La canzone corrispondente a metà disco, Fuck It Puppet, si ricollega alla prima nel riferirsi, di nuovo, alla propria esperienza psicologica. Come suggerisce il titolo, infatti, essa si riferisce a quel meccanismo psicologico, quella voce nella testa che, nel suo caso ma non solo, dà il via agli eccessi di cui si parla nel corso di tutto il disco, sintetizzato dallo stesso artista con “è come quando esci con gli amici e ti dicono <<fatti un drink>> e tu dici <<nah>>, ma poi hai questa piccola massa di persone in cui tutti hanno un drink e ti dicono <<dai bro, solo uno>>, e tu ne bevi uno, poi un altro, finché gli dici <<se continuo mi ubriaco>>, ma gli altri ti dicono <<no, stai bene, dai bro, solo un altro>>, e subito dopo sei distrutto”. Quasi in contrapposizione con quest’ultima, la prima canzone della seconda parte del disco, Happy, viene concepita come un vero e proprio anthem, laddove viene ribadita di nuovo come essere felici nella vita sia l’obiettivo principale da perseguire. In sostanza, tutto il disco, come la stessa vita di Tyron e di chi si identifica con lui, è fatto di contraddizioni: lo esemplifica la traccia successiva, ovvero la title track, nella quale l’artista, scagliandosi contro le idee sbagliate condivise dalla società, quali gli ideali di bellezza, le disuguaglianze sociali, il patriarcato e la guerra. Nel farlo, Ty ribadisce, ancora una volta, che “U Gotta Love Yourself” e “You can’t be part of anything else”, scandendo l’importanza di scappare a quanto la società ci dipinge come normale e desiderabile ma in realtà non lo è. Questo concetto, oltretutto, verrà anche ripreso in Tourniquet, nella quale viene espressa l’importanza di recidere il contatto che ci lega a teorie ed ideali sbagliati e ripartire da capo, per andare avanti.

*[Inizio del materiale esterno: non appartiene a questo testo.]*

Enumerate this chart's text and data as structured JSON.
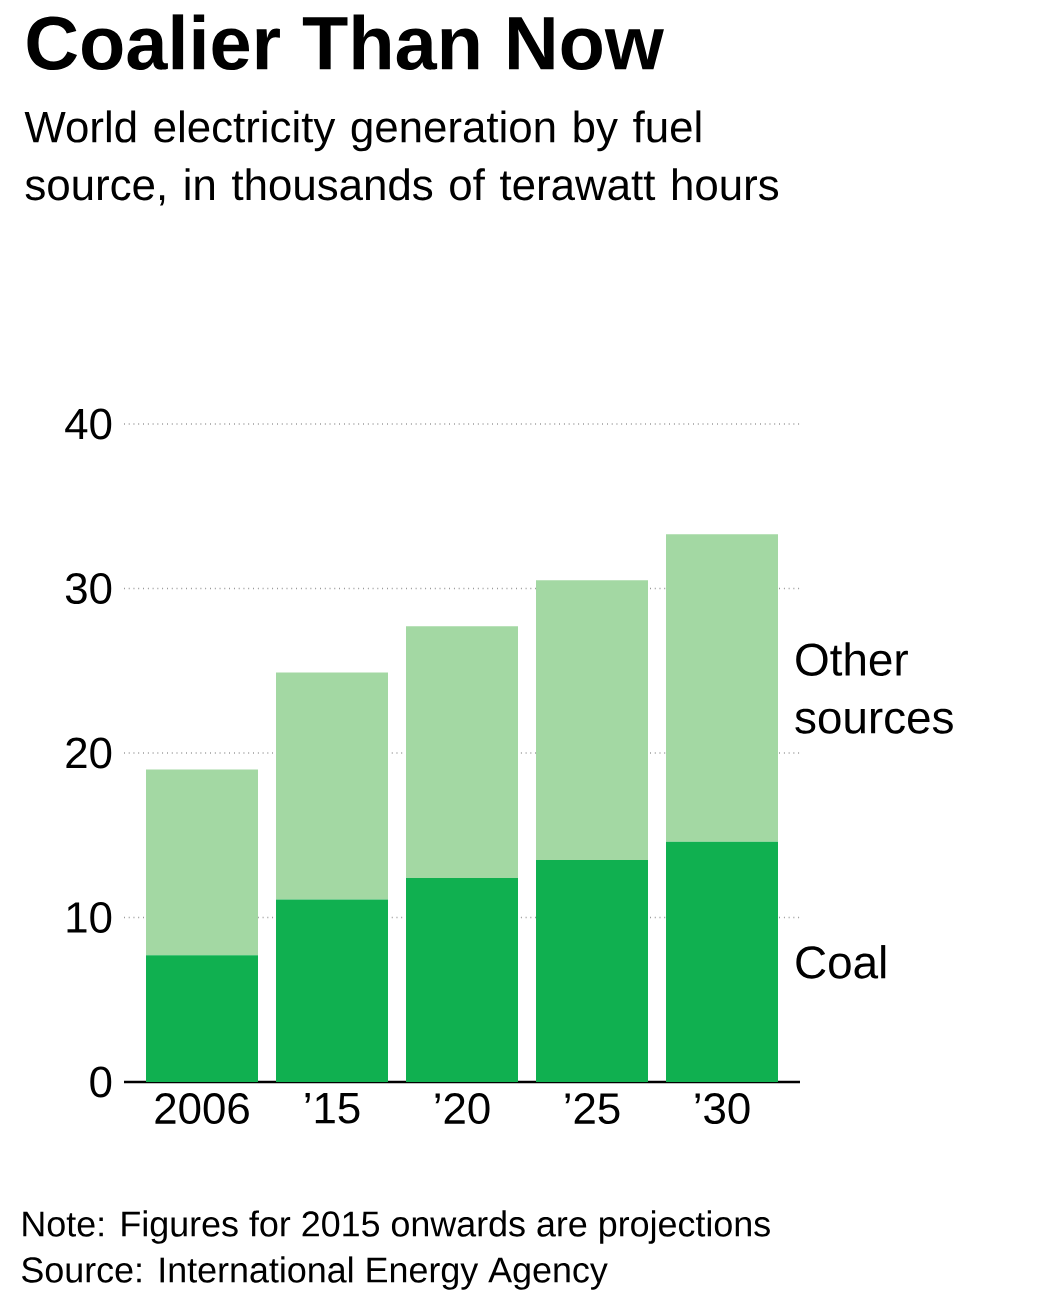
{
  "chart_data": {
    "type": "bar",
    "title": "Coalier Than Now",
    "subtitle": "World electricity generation by fuel source, in thousands of terawatt hours",
    "categories": [
      "2006",
      "’15",
      "’20",
      "’25",
      "’30"
    ],
    "stacked": true,
    "series": [
      {
        "name": "Coal",
        "color": "#10b050",
        "values": [
          7.7,
          11.1,
          12.4,
          13.5,
          14.6
        ]
      },
      {
        "name": "Other sources",
        "color": "#a3d8a3",
        "values": [
          11.3,
          13.8,
          15.3,
          17.0,
          18.7
        ]
      }
    ],
    "ylim": [
      0,
      40
    ],
    "yticks": [
      0,
      10,
      20,
      30,
      40
    ],
    "grid": "y",
    "annotations": [
      "Note: Figures for 2015 onwards are projections",
      "Source: International Energy Agency"
    ]
  }
}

Siamo arrivati, dunque, al punto clou dell’album, che prosegue con Falling, dove il rapper cerca di esprimere quella sensazione di chiusura in sé stesso e di senso di vuoto e mancanza di controllo sulla propria vita che lo ha spinto a cercare di esorcizzarla tramite questo album. Sensazione, quest’ultima, che viene ribadita in Wotz Funny, in origine concepita come title track, in cui Slowthai si scaglia contro chi, non avendo condiviso le stesse sue esperienze e la sua stessa condizione socio-economica, giudica o peggio, irride, chi vive situazioni di disagio.

La conclusione del viaggio, infine, rivela lo scopo del percorso di crescita e maturazione iniziato con l’album, il quale, in realtà, non esiste in quanto ci sarà sempre, per quanto possiamo impegnarci a cercare di capire tutto, un 25% mancante. In questo senso, l’illusione dell’esistenza di quello che Ty chiama 25% Club, nel quale trovare il pezzo mancante, è per lui di fatto un mito che ci conduce ad una inevitabile delusione. Per questo, quindi, vale la pena non pensarci, ma pensare solo ad essere felici e in armonia con sé stessi e gli altri, imparando a diffidare dei modelli che ci impone la società, che in assenza dei giusti mezzi per interpretarli ci conducono inevitabilmente verso l’autodistruzione, in virtù di una gabbia mentale che ce li fa percepire come non criticabili in quanto pre- esistenti. Quello si auspica Slowthai, dunque, è di creare nei suoi ascoltatori i presupposti necessari per far sì che anche loro, come lui, sviluppino il senso critico necessario ad evitargli di cadere in questa trappola, la stessa in cui lui stesso è caduto ma alla quale è a sua volta sopravvissuto di modo da potercela raccontare.